27 He will abstain from contacting, associating, or communicating directly or indirectly with A.B and A.M.

28 He will not possess any identification, credit cards, or financial instruments not in his own name.

29 He will make reasonable efforts to complete his education or seek and obtain employment or both, and he will perform fifty hours of community service, providing written proof of compliance. The community service will be completed at a rate of not less than ten hours per month once the community service placement has been made.

30 I appreciate that Mr. P has been, has really received his punishment from society, most of it already prior to sentencing.

31 The purpose of the community service is to reinforce, periodically, the message that I hope that he has learned and to secure his good conduct in the future.

32 So that is the sentence. It is, of course, concurrent on all three counts. And how much time does your client need to pay the victim fine surcharge?

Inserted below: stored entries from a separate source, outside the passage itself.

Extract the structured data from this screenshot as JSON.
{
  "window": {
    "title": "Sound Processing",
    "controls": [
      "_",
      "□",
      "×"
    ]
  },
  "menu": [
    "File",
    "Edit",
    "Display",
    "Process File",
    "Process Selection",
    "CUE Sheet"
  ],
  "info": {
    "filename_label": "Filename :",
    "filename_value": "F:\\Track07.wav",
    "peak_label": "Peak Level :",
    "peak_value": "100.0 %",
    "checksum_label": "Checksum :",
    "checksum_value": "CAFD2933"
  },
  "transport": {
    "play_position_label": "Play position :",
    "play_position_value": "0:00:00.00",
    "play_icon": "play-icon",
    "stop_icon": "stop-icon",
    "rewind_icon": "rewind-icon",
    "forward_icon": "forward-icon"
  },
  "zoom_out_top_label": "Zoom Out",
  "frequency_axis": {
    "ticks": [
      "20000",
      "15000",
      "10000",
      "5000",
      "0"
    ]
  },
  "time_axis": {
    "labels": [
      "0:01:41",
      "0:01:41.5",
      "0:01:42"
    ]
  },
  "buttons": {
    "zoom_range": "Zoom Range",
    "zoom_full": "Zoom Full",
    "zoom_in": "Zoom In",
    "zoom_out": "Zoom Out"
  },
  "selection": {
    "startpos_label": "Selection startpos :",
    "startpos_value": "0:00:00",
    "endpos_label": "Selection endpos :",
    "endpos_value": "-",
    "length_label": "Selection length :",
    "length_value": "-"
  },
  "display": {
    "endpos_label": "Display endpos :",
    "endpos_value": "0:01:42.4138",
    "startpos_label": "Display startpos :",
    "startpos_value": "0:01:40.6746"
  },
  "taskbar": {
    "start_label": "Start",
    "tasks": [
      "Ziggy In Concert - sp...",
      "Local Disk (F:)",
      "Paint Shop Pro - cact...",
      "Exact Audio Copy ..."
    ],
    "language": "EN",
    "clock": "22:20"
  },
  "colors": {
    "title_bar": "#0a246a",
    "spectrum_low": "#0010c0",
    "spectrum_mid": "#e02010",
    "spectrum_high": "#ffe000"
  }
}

33 MR. BERKES: What precisely is the …

34 THE COURT: Well the Crown elected by indictment so that is a hundred dollars per offence, so that is three hundred dollars altogether.

35 MR. BERKES: Can we have ninety days, please?

36 THE COURT: Ninety days to pay the victim fine surcharge. I am required by law to remind you – you should stand up now because I want to make sure that, I am pretty sure you have been able to hear me, but I want to make sure you specially hear this part, I am required by law to remind you that should you breach a term or condition of your probation you may be charged with a separate criminal offence punishable by a fine, or imprisonment, or both.

37 You have to stay at the courthouse until all of your papers have been reviewed with you, you acknowledge that you understand your sentencing terms and conditions, and all of your papers are signed. Okay.